Mistake Scots Girls Make

1935 Jim McKenna Hollywood actor

1935 Jim McKenna Hollywood actor

I wish Scots girls wouldn’t ape their American cousins.’* Thus Jim M’Kenna, a Glasgow-bom Scot whom by 1935 had been 15 years in Hollywood and was back “home” in Scotland during August 1935 making ” a sentimental journey through Scotland. “

Jim told the local reporters, “The Scots lasses were just as swell as I knew them 15 years ago, but to-day they have copied the dress and powder and paint just like the girls in New York and Hollywood. I liked them when they kept their own personality but as Americans, well, they’re not so hot. There sure are some changes in Glasgow. The shops have learned the meaning of ballyhoo, and they certainly are more attractive. But, apart from that, I don’t see much difference in the city. I shouldn’t like it to change, anyway.”
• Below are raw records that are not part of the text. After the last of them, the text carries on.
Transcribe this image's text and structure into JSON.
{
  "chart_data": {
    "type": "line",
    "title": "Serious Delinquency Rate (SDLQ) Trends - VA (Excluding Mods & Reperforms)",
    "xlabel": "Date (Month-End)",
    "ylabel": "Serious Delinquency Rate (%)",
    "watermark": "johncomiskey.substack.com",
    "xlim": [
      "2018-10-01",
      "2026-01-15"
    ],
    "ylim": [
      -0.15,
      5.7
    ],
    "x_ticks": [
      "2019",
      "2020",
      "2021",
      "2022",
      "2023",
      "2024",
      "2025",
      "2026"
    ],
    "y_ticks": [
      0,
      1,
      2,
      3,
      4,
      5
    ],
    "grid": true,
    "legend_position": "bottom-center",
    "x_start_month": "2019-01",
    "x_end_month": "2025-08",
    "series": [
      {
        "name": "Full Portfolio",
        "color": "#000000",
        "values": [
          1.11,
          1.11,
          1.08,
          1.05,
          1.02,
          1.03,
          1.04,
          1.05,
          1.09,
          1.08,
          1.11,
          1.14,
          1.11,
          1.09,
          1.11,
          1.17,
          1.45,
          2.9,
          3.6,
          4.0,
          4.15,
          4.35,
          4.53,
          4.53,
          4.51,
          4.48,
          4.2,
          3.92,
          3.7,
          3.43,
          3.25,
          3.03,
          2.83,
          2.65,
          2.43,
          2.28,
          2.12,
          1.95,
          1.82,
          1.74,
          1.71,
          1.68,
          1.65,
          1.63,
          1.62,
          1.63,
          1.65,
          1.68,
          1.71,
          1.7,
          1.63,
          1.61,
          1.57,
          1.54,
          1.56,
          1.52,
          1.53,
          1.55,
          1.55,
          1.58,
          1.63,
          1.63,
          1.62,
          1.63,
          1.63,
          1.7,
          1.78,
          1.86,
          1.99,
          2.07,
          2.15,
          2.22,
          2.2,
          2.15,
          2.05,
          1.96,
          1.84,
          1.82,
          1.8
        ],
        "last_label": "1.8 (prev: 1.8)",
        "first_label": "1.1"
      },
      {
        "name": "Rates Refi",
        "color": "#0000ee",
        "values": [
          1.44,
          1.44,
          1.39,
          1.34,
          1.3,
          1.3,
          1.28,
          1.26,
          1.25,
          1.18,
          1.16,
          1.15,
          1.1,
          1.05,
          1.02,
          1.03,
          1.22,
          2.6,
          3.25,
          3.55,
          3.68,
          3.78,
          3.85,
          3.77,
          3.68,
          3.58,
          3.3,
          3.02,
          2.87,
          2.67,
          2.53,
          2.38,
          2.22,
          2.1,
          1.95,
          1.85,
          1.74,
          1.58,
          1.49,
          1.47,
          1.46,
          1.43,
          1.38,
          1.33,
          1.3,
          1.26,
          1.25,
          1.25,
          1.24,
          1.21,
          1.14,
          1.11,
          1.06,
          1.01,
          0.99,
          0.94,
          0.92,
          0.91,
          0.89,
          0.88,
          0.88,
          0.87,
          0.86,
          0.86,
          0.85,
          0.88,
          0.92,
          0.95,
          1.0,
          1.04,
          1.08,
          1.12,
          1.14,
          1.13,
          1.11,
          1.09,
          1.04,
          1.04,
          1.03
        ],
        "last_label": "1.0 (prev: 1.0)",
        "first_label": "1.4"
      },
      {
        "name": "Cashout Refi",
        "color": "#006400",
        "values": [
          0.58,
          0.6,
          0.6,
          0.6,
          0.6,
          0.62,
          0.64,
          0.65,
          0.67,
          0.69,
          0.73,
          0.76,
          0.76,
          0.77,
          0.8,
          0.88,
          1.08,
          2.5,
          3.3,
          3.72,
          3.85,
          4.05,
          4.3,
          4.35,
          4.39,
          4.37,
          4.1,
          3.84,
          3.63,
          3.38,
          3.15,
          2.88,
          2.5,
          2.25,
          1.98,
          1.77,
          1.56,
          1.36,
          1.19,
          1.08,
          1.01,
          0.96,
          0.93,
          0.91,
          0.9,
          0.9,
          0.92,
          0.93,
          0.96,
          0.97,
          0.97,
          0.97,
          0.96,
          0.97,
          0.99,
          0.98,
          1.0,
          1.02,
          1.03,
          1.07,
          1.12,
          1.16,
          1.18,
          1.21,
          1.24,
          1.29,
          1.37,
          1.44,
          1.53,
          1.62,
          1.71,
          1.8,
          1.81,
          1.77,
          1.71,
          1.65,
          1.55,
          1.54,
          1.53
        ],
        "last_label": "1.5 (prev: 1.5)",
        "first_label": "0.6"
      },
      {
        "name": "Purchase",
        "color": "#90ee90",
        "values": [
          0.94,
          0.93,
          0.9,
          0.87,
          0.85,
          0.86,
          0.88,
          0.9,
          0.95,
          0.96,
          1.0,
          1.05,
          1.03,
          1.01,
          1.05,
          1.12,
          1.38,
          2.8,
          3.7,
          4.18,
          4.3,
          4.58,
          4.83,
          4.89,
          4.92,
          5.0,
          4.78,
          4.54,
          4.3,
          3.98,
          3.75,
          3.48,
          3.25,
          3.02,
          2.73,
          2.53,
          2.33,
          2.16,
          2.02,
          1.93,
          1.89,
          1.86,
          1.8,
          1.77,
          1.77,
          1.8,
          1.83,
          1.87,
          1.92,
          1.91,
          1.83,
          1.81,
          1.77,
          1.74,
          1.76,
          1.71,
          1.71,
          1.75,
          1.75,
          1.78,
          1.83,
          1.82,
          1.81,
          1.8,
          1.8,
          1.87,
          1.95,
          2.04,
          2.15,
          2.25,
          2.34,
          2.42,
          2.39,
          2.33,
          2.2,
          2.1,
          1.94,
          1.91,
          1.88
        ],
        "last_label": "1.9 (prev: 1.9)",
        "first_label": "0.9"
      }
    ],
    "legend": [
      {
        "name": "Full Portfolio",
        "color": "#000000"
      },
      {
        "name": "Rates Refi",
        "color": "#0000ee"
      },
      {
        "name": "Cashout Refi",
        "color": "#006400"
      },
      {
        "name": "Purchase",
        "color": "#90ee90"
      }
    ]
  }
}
Mr M’Kenna was born Glasgow, and later lived at Bumbank, Lanarkshire, where he worked the pits. His close family lived at Stonefield Road, Blantyre. In 1920, he was acting in an amateur production of ” All That Glitters is not Gold,” at Hamilton, when Thomas Inch, the famous American producer, saw his work and gave him his chance coming to America to star in films. While in Hollywood, where he was for 15 years prior to 1935, he played in famous films such as “Grand Canyon,” ” Live and Let Live,” and ” Phantom Ranch.” He usually played the part of an Englishman. Whilst back in Scotland, Mr M’Kenna stayed with his sister at 127 Stonefield Road, Blantyre.
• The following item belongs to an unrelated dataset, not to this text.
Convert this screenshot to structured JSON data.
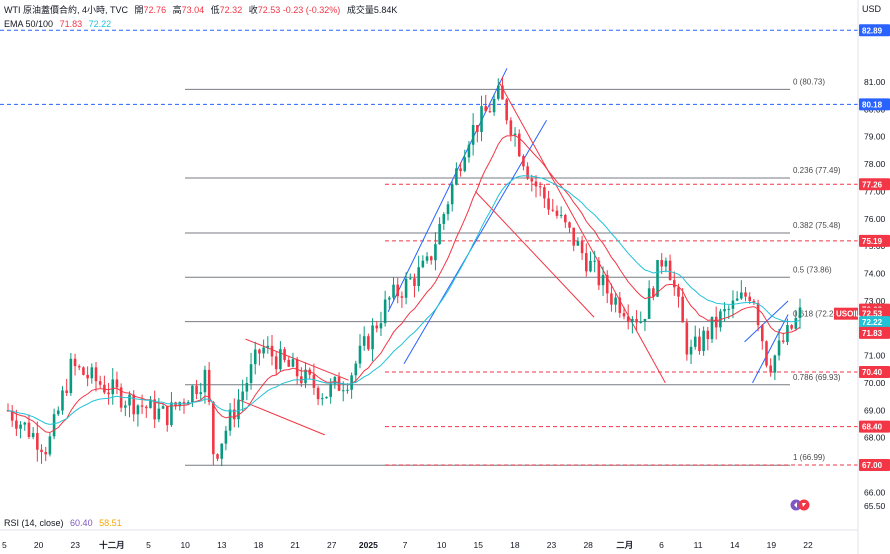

“I should like to work over here,” he told “The Sunday Post.” ” During this trip I have seen all of Scotland’s beauty spots —Oban, Glencoe, and your wonderful Princes Street. ” Some of the places I’ve visited on vacation were just names to me before, and I must say it’s great to be home. ” The scenery of the Clyde has nothing to match in the whole wide world.” Mr M’Kenna went back to America the following month to fill radio, stage, and screen contracts. His one big ambition was to play’ in an important role with Greta Garbo. ” She’s the finest actress on the screen,” he said. ” But there’s another I admire —and whatever she says or does on the screen, she’s a lady is Mae West.”